Every day Poets & Writers Magazine scans the headlines—publishing reports, literary dispatches, academic announcements, and more—for all the news that creative writers need to know. Here are today’s stories.
Publishers Weekly is celebrating its one hundred and fiftieth birthday today, as the first issue of the trade magazine, then called the Weekly Trade Circular, was published on January 18, 1872. The editors will also mark the anniversary throughout the year with regular features of archival content, a special issue due out in April, and a party in May during the U.S. Book Show.
“It would have been impossible to do anything else. Everything I write is really the only thing I know how to write at a particular moment.” Louise Glück talks with former student Sam Huber about both her poetry and prose—and life after the Nobel. (Nation)

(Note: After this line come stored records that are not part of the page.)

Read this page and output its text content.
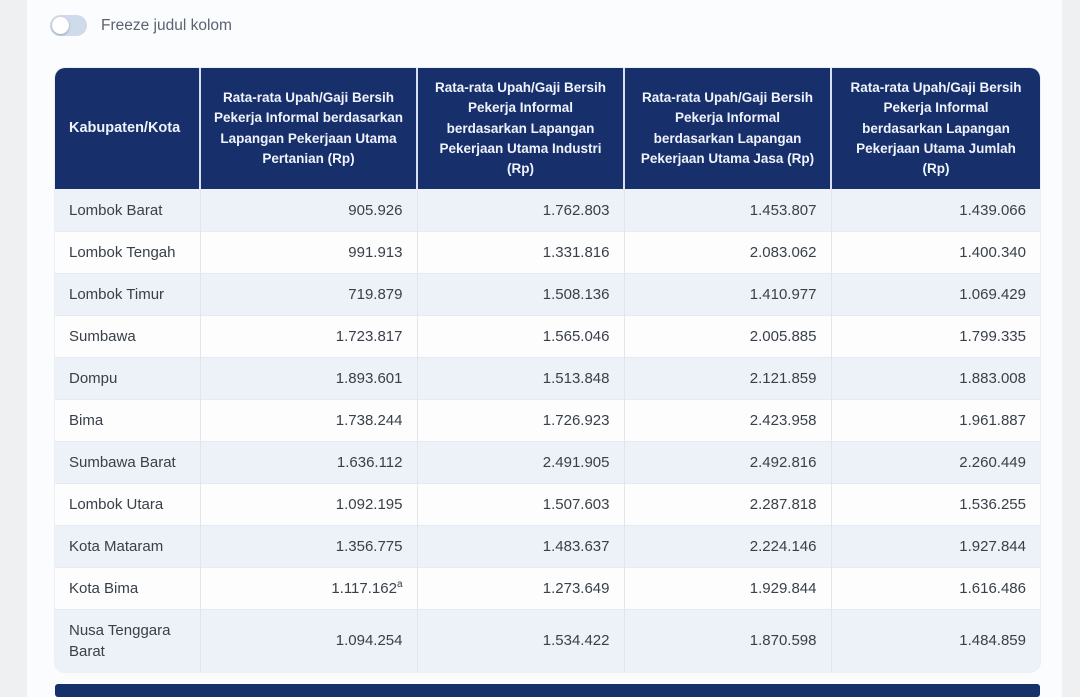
Freeze judul kolom
Kabupaten/Kota	Rata-rata Upah/Gaji Bersih Pekerja Informal berdasarkan Lapangan Pekerjaan Utama Pertanian (Rp)	Rata-rata Upah/Gaji Bersih Pekerja Informal berdasarkan Lapangan Pekerjaan Utama Industri (Rp)	Rata-rata Upah/Gaji Bersih Pekerja Informal berdasarkan Lapangan Pekerjaan Utama Jasa (Rp)	Rata-rata Upah/Gaji Bersih Pekerja Informal berdasarkan Lapangan Pekerjaan Utama Jumlah (Rp)
Lombok Barat	905.926	1.762.803	1.453.807	1.439.066
Lombok Tengah	991.913	1.331.816	2.083.062	1.400.340
Lombok Timur	719.879	1.508.136	1.410.977	1.069.429
Sumbawa	1.723.817	1.565.046	2.005.885	1.799.335
Dompu	1.893.601	1.513.848	2.121.859	1.883.008
Bima	1.738.244	1.726.923	2.423.958	1.961.887
Sumbawa Barat	1.636.112	2.491.905	2.492.816	2.260.449
Lombok Utara	1.092.195	1.507.603	2.287.818	1.536.255
Kota Mataram	1.356.775	1.483.637	2.224.146	1.927.844
Kota Bima	1.117.162$^a$	1.273.649	1.929.844	1.616.486
Nusa Tenggara Barat	1.094.254	1.534.422	1.870.598	1.484.859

“Eric’s was an outsized personality. He lived famously, which is to say that he believed in his talents and vision and saw them as eminently worthy of recognition.” Erin Aubry Kaplan pays tribute to her late friend Eric Priestley, a poet and writer who contributed to the Black Arts Movement in Los Angeles. (Los Angeles Times)
Liz Hartman analyzes data from the adult best-seller lists released by Publishers Weekly throughout 2021. Books from the Big 5 continued to lead the rankings, accounting for 91 percent of the year’s hardcover best-sellers and 77.4 percent of paperback best-sellers. Still, Hartman notes, “the data shows its grip isn’t quite as tight as it once was.”

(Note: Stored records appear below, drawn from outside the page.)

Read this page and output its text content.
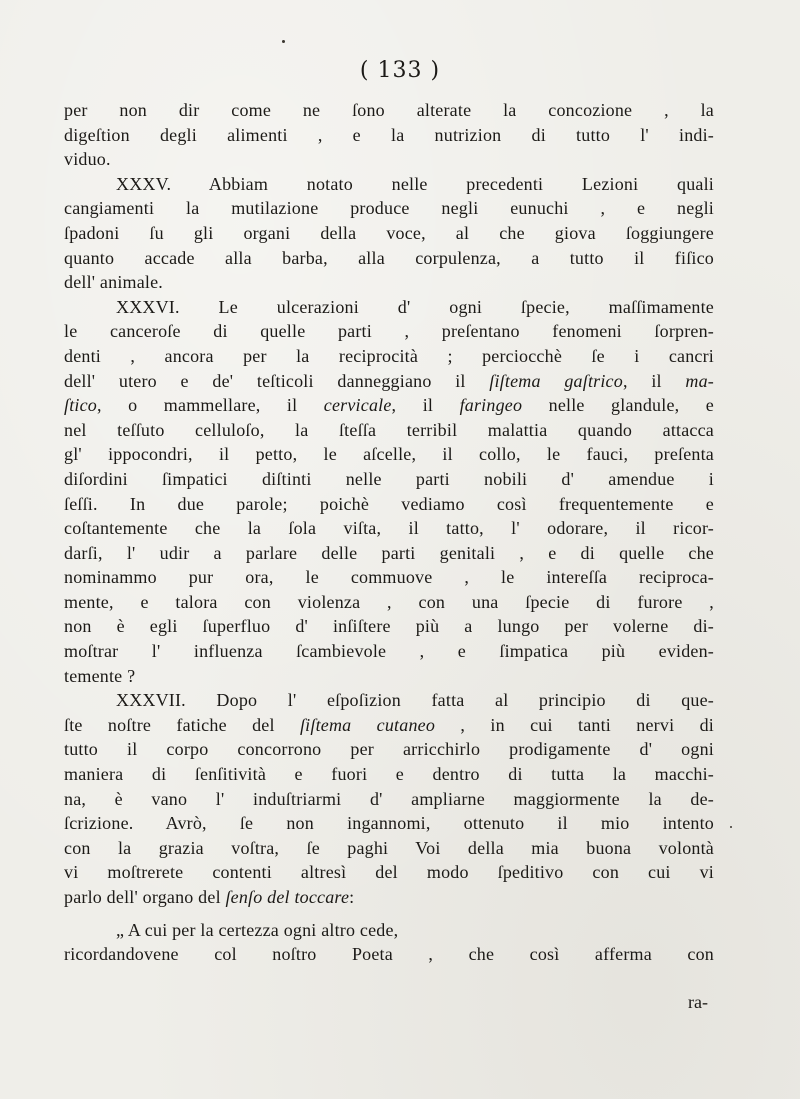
( 133 )
per non dir come ne ſono alterate la concozione , la
digeſtion degli alimenti , e la nutrizion di tutto l' indi-
viduo.
XXXV. Abbiam notato nelle precedenti Lezioni quali
cangiamenti la mutilazione produce negli eunuchi , e negli
ſpadoni ſu gli organi della voce, al che giova ſoggiungere
quanto accade alla barba, alla corpulenza, a tutto il fiſico
dell' animale.
XXXVI. Le ulcerazioni d' ogni ſpecie, maſſimamente
le canceroſe di quelle parti , preſentano fenomeni ſorpren-
denti , ancora per la reciprocità ; perciocchè ſe i cancri
dell' utero e de' teſticoli danneggiano il ſiſtema gaſtrico, il ma-
ſtico, o mammellare, il cervicale, il faringeo nelle glandule, e
nel teſſuto celluloſo, la ſteſſa terribil malattia quando attacca
gl' ippocondri, il petto, le aſcelle, il collo, le fauci, preſenta
diſordini ſimpatici diſtinti nelle parti nobili d' amendue i
ſeſſi. In due parole; poichè vediamo così frequentemente e
coſtantemente che la ſola viſta, il tatto, l' odorare, il ricor-
darſi, l' udir a parlare delle parti genitali , e di quelle che
nominammo pur ora, le commuove , le intereſſa reciproca-
mente, e talora con violenza , con una ſpecie di furore ,
non è egli ſuperfluo d' inſiſtere più a lungo per volerne di-
moſtrar l' influenza ſcambievole , e ſimpatica più eviden-
temente ?
XXXVII. Dopo l' eſpoſizion fatta al principio di que-
ſte noſtre fatiche del ſiſtema cutaneo , in cui tanti nervi di
tutto il corpo concorrono per arricchirlo prodigamente d' ogni
maniera di ſenſitività e fuori e dentro di tutta la macchi-
na, è vano l' induſtriarmi d' ampliarne maggiormente la de-
ſcrizione. Avrò, ſe non ingannomi, ottenuto il mio intento
con la grazia voſtra, ſe paghi Voi della mia buona volontà
vi moſtrerete contenti altresì del modo ſpeditivo con cui vi
parlo dell' organo del ſenſo del toccare:
„ A cui per la certezza ogni altro cede,
ricordandovene col noſtro Poeta , che così afferma con
ra-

“I wrote it over the course of years. Like Penelope at her loom, I would add a line one day, and delete it the next. It was a real process of accretion.” Kaveh Akbar discusses the writing of his long poem “The Palace” and other pieces from his latest collection, Pilgrim Bell. (Rumpus)
“When you’re talking about a tragic event or having lost somebody, you’re going to cry but you’re also going to laugh. I wanted to acknowledge that the full spectrum of emotions is going to be there.” Sequoia Nagamatsu reflects on the grief that informed his debut novel, How High We Go in the Dark. (Star Tribune)

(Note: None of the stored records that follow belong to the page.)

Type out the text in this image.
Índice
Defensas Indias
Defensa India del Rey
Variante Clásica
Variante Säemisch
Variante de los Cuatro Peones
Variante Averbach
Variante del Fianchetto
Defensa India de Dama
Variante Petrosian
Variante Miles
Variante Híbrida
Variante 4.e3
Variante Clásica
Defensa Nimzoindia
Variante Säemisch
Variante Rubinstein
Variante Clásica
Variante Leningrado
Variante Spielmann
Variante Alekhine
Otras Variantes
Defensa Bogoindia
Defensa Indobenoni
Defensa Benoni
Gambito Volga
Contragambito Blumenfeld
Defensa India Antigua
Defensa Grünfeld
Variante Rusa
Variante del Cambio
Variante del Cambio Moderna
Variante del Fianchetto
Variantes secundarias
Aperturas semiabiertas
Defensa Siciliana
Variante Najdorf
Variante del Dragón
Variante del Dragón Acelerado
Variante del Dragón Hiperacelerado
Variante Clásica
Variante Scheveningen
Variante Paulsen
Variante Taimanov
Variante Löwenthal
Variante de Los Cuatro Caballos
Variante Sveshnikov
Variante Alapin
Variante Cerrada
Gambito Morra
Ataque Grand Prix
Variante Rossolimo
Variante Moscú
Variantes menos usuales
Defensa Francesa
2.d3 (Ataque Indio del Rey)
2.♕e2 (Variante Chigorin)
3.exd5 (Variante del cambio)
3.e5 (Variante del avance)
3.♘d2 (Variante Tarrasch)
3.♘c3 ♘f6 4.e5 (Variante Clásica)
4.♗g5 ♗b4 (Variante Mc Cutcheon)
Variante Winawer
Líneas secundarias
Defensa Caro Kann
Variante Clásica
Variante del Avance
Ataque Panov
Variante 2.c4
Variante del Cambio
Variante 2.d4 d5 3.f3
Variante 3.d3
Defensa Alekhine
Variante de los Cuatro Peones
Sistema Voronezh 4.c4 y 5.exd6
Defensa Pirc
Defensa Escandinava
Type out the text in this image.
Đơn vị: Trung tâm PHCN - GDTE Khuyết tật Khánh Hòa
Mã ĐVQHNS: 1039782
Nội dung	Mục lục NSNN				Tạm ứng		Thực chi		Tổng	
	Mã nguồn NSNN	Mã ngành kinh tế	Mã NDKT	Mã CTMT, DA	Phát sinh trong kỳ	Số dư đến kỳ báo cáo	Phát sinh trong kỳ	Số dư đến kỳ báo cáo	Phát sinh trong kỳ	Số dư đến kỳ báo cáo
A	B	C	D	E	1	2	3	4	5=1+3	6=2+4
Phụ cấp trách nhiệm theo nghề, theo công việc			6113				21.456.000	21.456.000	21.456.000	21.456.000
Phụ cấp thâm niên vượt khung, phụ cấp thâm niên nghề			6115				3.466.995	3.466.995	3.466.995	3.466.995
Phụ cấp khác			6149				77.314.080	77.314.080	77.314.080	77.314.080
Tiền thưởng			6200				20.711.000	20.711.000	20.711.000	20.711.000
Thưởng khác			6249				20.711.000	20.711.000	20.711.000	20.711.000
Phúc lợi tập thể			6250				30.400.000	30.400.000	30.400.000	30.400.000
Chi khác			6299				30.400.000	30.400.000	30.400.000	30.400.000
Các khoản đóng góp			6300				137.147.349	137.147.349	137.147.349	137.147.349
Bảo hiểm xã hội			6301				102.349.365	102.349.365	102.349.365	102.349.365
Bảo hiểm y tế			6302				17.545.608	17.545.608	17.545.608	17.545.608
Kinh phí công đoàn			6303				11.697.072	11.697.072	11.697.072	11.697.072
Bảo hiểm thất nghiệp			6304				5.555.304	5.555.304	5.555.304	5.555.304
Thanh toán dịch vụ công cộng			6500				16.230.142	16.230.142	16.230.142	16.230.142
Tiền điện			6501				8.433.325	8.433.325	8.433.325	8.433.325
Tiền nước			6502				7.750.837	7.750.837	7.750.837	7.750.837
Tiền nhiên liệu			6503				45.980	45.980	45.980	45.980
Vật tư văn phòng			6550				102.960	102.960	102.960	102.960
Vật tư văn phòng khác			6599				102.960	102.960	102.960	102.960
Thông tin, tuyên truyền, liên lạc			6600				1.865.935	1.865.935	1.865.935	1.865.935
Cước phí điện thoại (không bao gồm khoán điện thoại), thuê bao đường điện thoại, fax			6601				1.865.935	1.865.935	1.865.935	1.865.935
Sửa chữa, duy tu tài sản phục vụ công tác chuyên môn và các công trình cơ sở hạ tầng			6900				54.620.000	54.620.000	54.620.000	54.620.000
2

“Formal complaints can sound just like the master’s tools—bureaucratic, dry, tedious—but they’re also where you actually come to hear and learn about institutional mechanics, how institutions reproduce themselves.” Sara Ahmed discusses the research behind her latest book, Complaint! (Paris Review Daily)
The Millions spotlights five books landing in stores this week, including A Dream Life by Claire Messud and Joan Is Okay by Weike Wang.